Yes. The players are supposed to win. But no, they are not supposed to win easily because the monster is badly designed and requires a more powerful environmental challenge to make them difficult because of it. A dangerous environment can be fun to design and implement, but it should never be the main reason a creature is challenging.

Maybe it is not the monsters that are poorly designed, but the rules for ranged combat? Probably somewhere in between.

Also, if you want a Marilith to be good in ranged combat, give it ranged weapons. The MM is not intended to represent every Marilith, they will have different weapons. Heck, I would expect a Marilith that has lived for thousands of years to have magical weapons of many types. I do not, however, expect that these be listed in the MM. I do agree they should have innate spellcasting.
 

Admitting there are problem combinations or weakly designed creatures doesn't mean 5E is a bad game. It just means certain design decisions don't work very well or cause problems with gameplay. This type of analysis has also been a part of every edition of D&D since it was made. As long as you know which combinations are causing the problem and what the problem is, you can modify to get the result you want. That's what I'm doing.

I also want to point out that the solutions to the issue are not mutually exclusive. You can have stronger monsters to solve the problem and more complex or specific encounter design.

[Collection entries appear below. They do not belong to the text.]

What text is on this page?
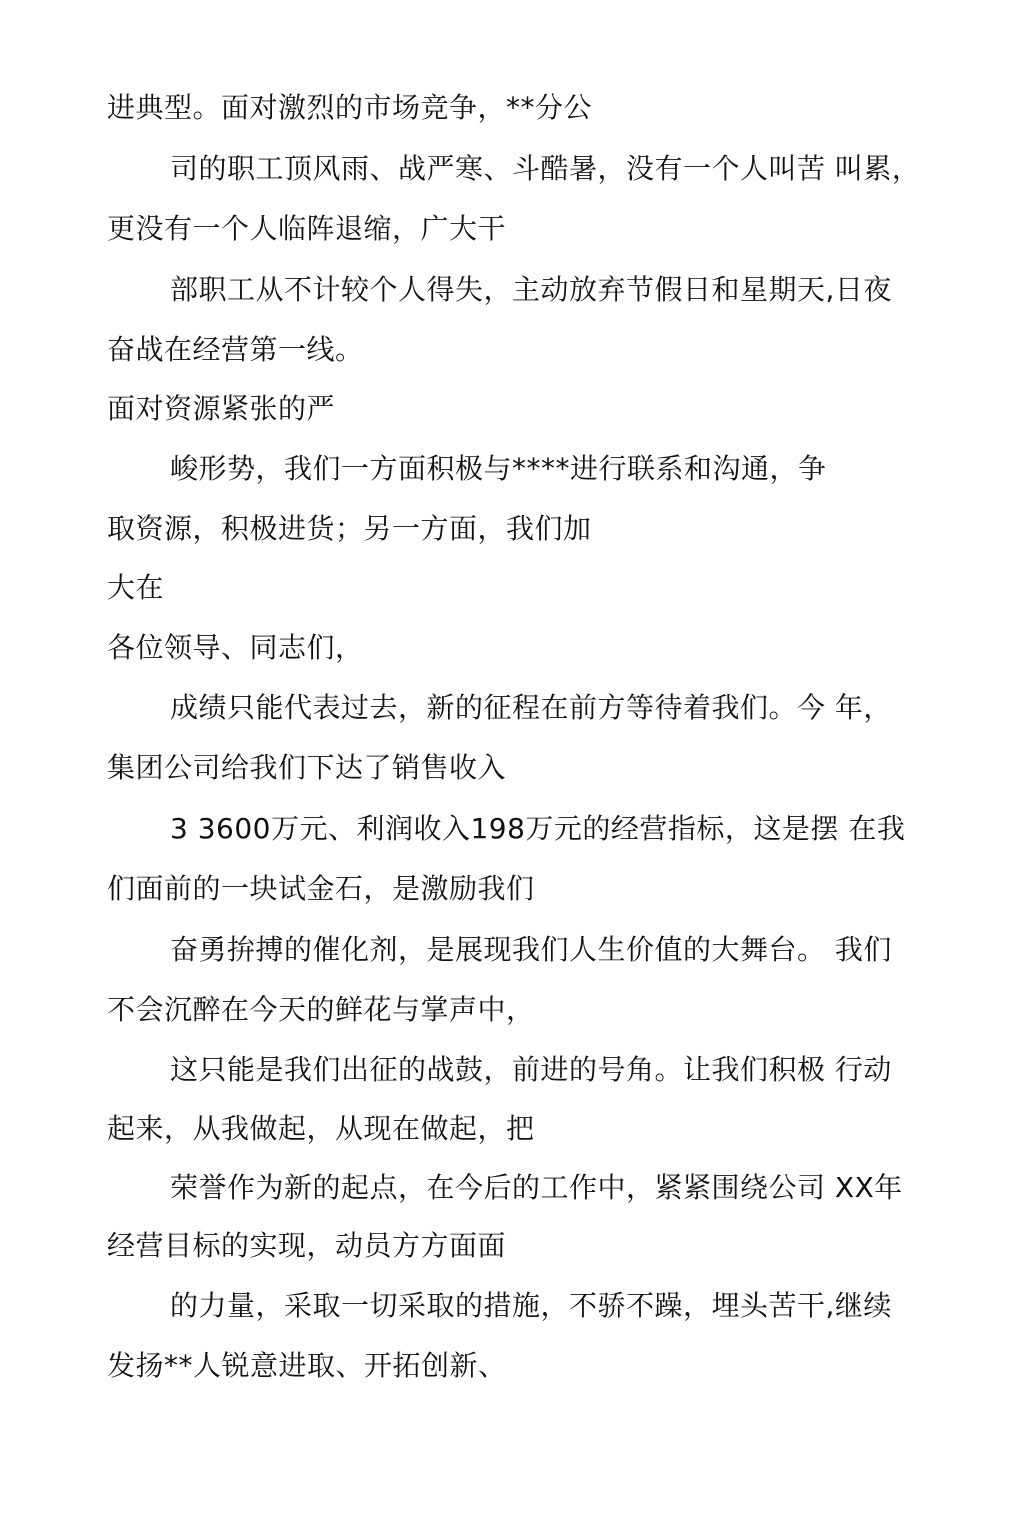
进典型。面对激烈的市场竞争，**分公
司的职工顶风雨、战严寒、斗酷暑，没有一个人叫苦 叫累，
更没有一个人临阵退缩，广大干
部职工从不计较个人得失，主动放弃节假日和星期天,日夜
奋战在经营第一线。
面对资源紧张的严
峻形势，我们一方面积极与****进行联系和沟通，争
取资源，积极进货；另一方面，我们加
大在
各位领导、同志们，
成绩只能代表过去，新的征程在前方等待着我们。今 年，
集团公司给我们下达了销售收入
3 3600万元、利润收入198万元的经营指标，这是摆 在我
们面前的一块试金石，是激励我们
奋勇拚搏的催化剂，是展现我们人生价值的大舞台。 我们
不会沉醉在今天的鲜花与掌声中，
这只能是我们出征的战鼓，前进的号角。让我们积极 行动
起来，从我做起，从现在做起，把
荣誉作为新的起点，在今后的工作中，紧紧围绕公司 XX年
经营目标的实现，动员方方面面
的力量，采取一切采取的措施，不骄不躁，埋头苦干,继续
发扬**人锐意进取、开拓创新、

However, I generally agree with Celtavian and think monsters in general, and higher CR monsters in particular, are designed a little to low on the power curve. Monster CR and PC power do not scale at the same rate and that is an issue IMO. Now that can be overcome with creative encounter design, but I don't think that should be required for every encounter. You will always need to adjust monsters or encounters for the ends of the PC power/optimizing spectrum and I except that, I just wish it was quite so extreme.